Il principio generale accolto da tempo dalla Corte di Cassazione è che i provvedimenti dell’Autorità giudiziaria in materia di affidamento dei figli di età minore consentono restrizioni al diritto di visita dei genitori solo nell’interesse superiore del minore e che nel perseguimento di tale interesse, deve essere sempre assicurato il rispetto del principio della bigenitorialità, inteso quale presenza comune dei genitori nella vita del figlio, idonea a garantirgli una stabile consuetudine di vita e salde relazioni affettive con entrambi i genitori, nel dovere dei primi di cooperare nell’assistenza, educazione e istruzione della prole.
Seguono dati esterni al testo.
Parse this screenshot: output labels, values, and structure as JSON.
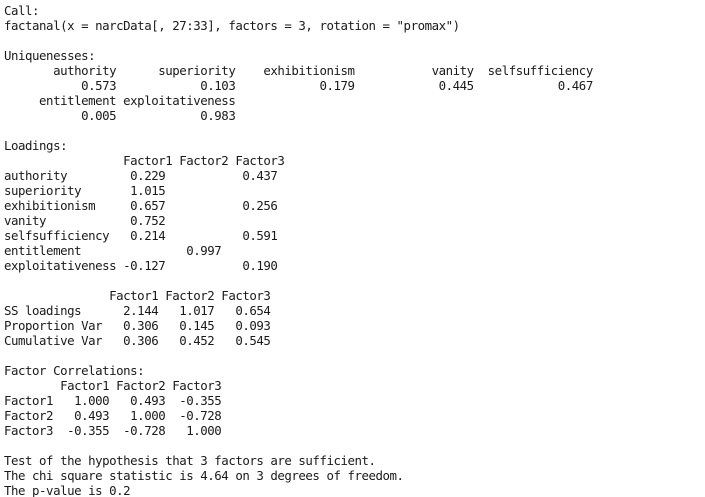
{
  "console": {
    "lines": [
      "Call:",
      "factanal(x = narcData[, 27:33], factors = 3, rotation = \"promax\")",
      "",
      "Uniquenesses:",
      "       authority      superiority    exhibitionism           vanity  selfsufficiency",
      "           0.573            0.103            0.179            0.445            0.467",
      "     entitlement exploitativeness",
      "           0.005            0.983",
      "",
      "Loadings:",
      "                 Factor1 Factor2 Factor3",
      "authority         0.229           0.437 ",
      "superiority       1.015                 ",
      "exhibitionism     0.657           0.256 ",
      "vanity            0.752                 ",
      "selfsufficiency   0.214           0.591 ",
      "entitlement               0.997         ",
      "exploitativeness -0.127           0.190 ",
      "",
      "               Factor1 Factor2 Factor3",
      "SS loadings      2.144   1.017   0.654",
      "Proportion Var   0.306   0.145   0.093",
      "Cumulative Var   0.306   0.452   0.545",
      "",
      "Factor Correlations:",
      "        Factor1 Factor2 Factor3",
      "Factor1   1.000   0.493  -0.355",
      "Factor2   0.493   1.000  -0.728",
      "Factor3  -0.355  -0.728   1.000",
      "",
      "Test of the hypothesis that 3 factors are sufficient.",
      "The chi square statistic is 4.64 on 3 degrees of freedom.",
      "The p-value is 0.2"
    ]
  }
}
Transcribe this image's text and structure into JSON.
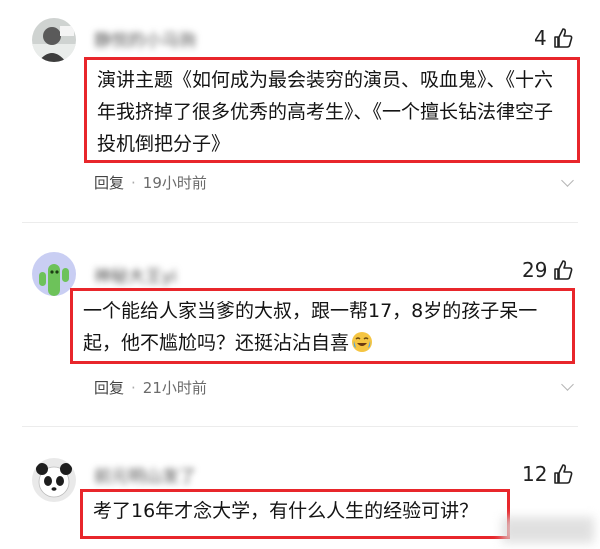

Con una nota decisione il Tribunale di Milano, ad esempio ha stabilito che vi è una sensibile differenza tra regolare i tempi di permanenza e limitarli significativamente: e per adottare limitazioni al diritto e dovere dei genitori di intrattenere con i figli un rapporto continuativo, è necessario dimostrare che da ciò può derivare pregiudizio al minore. Il preminente interesse del minore, infatti, cui deve essere conformato il provvedimento del giudice, può considerarsi composto essenzialmente da due elementi: mantenere i legami con la famiglia, a meno che non sia dimostrato che tali legami siano particolarmente inadatti, e potersi sviluppare in un ambiente sano e che «la genitorialità si apprende facendo i genitori» e, dunque, solo esercitando il ruolo genitoriale una figura matura e affina le proprie competenze genitoriali; il fatto che, al cospetto di una bimba di due anni, un padre non sarebbe in grado di occuparsene, è una conclusione fondata su un pregiudizio che confina alla diversità (e alla mancanza di uguaglianza) il rapporto che sussiste tra i genitori.
La risposta, quindi, è sì anche un bambino di due anni può già pernottare presso il padre a meno che venga dimostrato che questo possa essere, per circostanze gravi e precise, di pregiudizio per il bambino.